La presse sous contrôle

Avec la perquisition des locaux du magazine « Auto Plus » et la mise en examen d’un de ses journalistes, la question de la protection des sources resurgit.

Christophe Kantcheff  • 24 juillet 2008 abonné·es

Une perquisition, une garde à vue, une mise en examen. Les autorités judiciaires ont sorti le grand jeu à l’encontre du magazine Auto plus. Son crime ? Avoir publié, en juillet 2007, des planches-photos et des plans de la future Mégane 3 et de la Twingo 2 CC, ce que la firme Renault n’a pas supporté, portant plainte illico contre X. Les faits ont beau remonter à un an, Auto plus a été perquisitionné le 15 juillet 2008, avec saisie de photos et de disques durs, tandis que l’un de ses journalistes, Bruno Thomas, a subi une garde à vue de 48 heures – la durée légale maximale – avant d’être mis en examen, notamment pour « révélation du secret de fabrique », c’est-à-dire pour espionnage industriel, et placé sous contrôle judiciaire. Même si la société Renault prétend qu’elle n’a rien contre le magazine, mais qu’elle veut connaître l’identité du « fuiteur » et « protéger » ses secrets et sa propriété industriels, la question de la protection des sources des journalistes est évidemment au cœur de cette affaire.

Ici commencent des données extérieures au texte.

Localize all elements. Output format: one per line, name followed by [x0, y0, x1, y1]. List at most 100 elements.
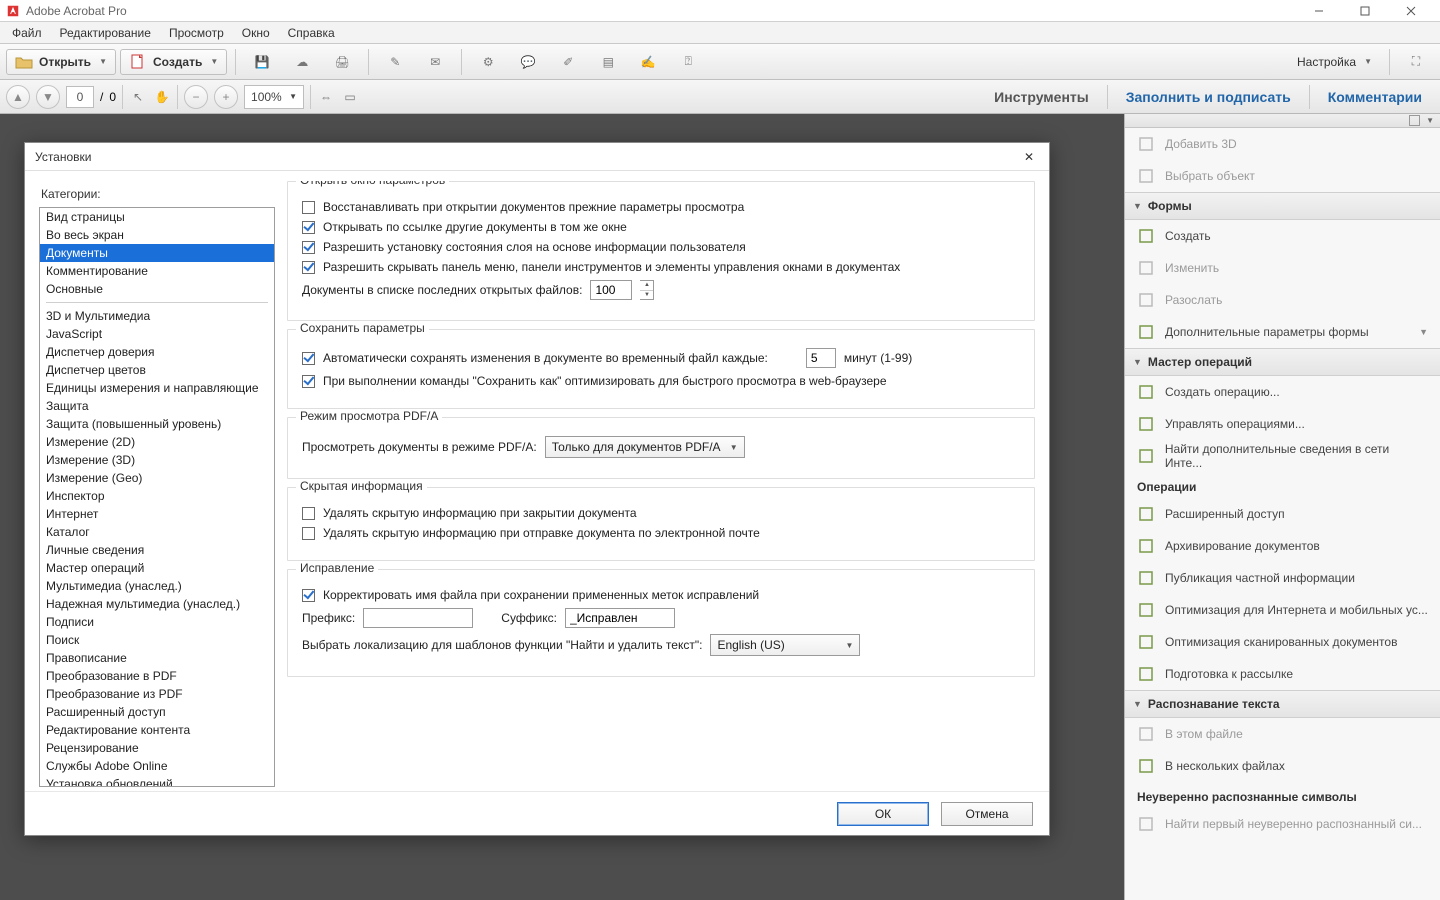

Celle-ci en rappelle d’autres, qui ont ces derniers temps une fâcheuse tendance à se répéter. On se souvient de la mise en examen de Guillaume Dasquié, en dé­cembre 2007, pour avoir publié dans le Monde des notes confidentielles de la DGSE. Mis sous pression pendant sa garde à vue, il avait dû livrer l’identité d’une de ses ­sources. L’année précédente, c’est Midi libre qui avait été perquisitionné pour avoir rendu publics des extraits d’un rapport de la chambre régionale des comptes mettant en cause la gestion de Jacques Blanc, l’ancien président UMP du conseil régional du Languedoc-Roussillon. Tandis qu’en 2005, cinq journalistes, de l’Équipe et du Point , avaient été mis en examen pour avoir révélé des cas de dopage dans l’équipe Cofidis lors du prétendu Tour de France « propre » du Centenaire, en 2003.
Contre les perquisitions, l’Équipe et le Point ont entamé des procédures, qui se sont soldées devant la Cour de cassation par un échec. En revanche, l’affaire est aujourd’hui devant la Cour européenne des droits de l’homme, qui n’est pas en reste quand il s’agit de condamner l’État français en matière de liberté de la presse, dont « l’une des pierres angulaires » , selon les magistrats européens, est précisément le secret des sources.

Est-ce pour cette raison que la France a ouvert le chantier d’une nouvelle législation en la matière, l’actuelle se révélant fort archaïque ? Las ! Le projet de loi, présenté en première lecture devant l’Assemblée nationale le jeudi 15 mai par Rachida Dati, ministre de la Justice, et Christine Albanel, ministre de la Culture, et adopté par les députés, a été l’objet de critiques acerbes, et jugé même régressif par nombre de professionnels. Contrairement à une récente loi belge, qui interdit les perquisitions, les mises sur écoute ou les saisies de disques durs, et reconnaît le droit aux journalistes de taire leurs sources, n’étant tenus de les divulguer que dans des cas exceptionnels pour protéger « l’intégrité physique d’une ou de plusieurs personnes » et quand ces informations ne peuvent être obtenues « d’aucune autre manière » , le projet de loi français affirme certes que « le secret des ­sources des journalistes est protégé » , mais il ajoute qu’il « ne peut y être porté atteinte que si la nature et la particulière gravité du crime ou du délit sur lesquels elle porte ainsi que les nécessités des investigations rendent cette atteinte strictement nécessaire ».
Cette dernière disposition est évidemment une porte ouverte à toutes les interprétations, d’autant que les dossiers sur lesquels ­enquêtent les journalistes dont les sources sont sensibles sont rarement anodins… Conscients peut-être de ces faiblesses, les membres de la commission des lois du Sénat, devant lequel le projet sera présenté à l’automne, ont formulé des amendements pour l’améliorer. Mais ceux-ci laissent encore les journalistes sous l’emprise de la subjectivité des magistrats.
La République française a décidément encore des progrès à faire en matière de liberté d’expression. Et, pendant ce temps, Bruno Thomas, d’ Auto plus, risque tout de même cinq ans de prison, selon les textes, pour avoir simplement fait son métier.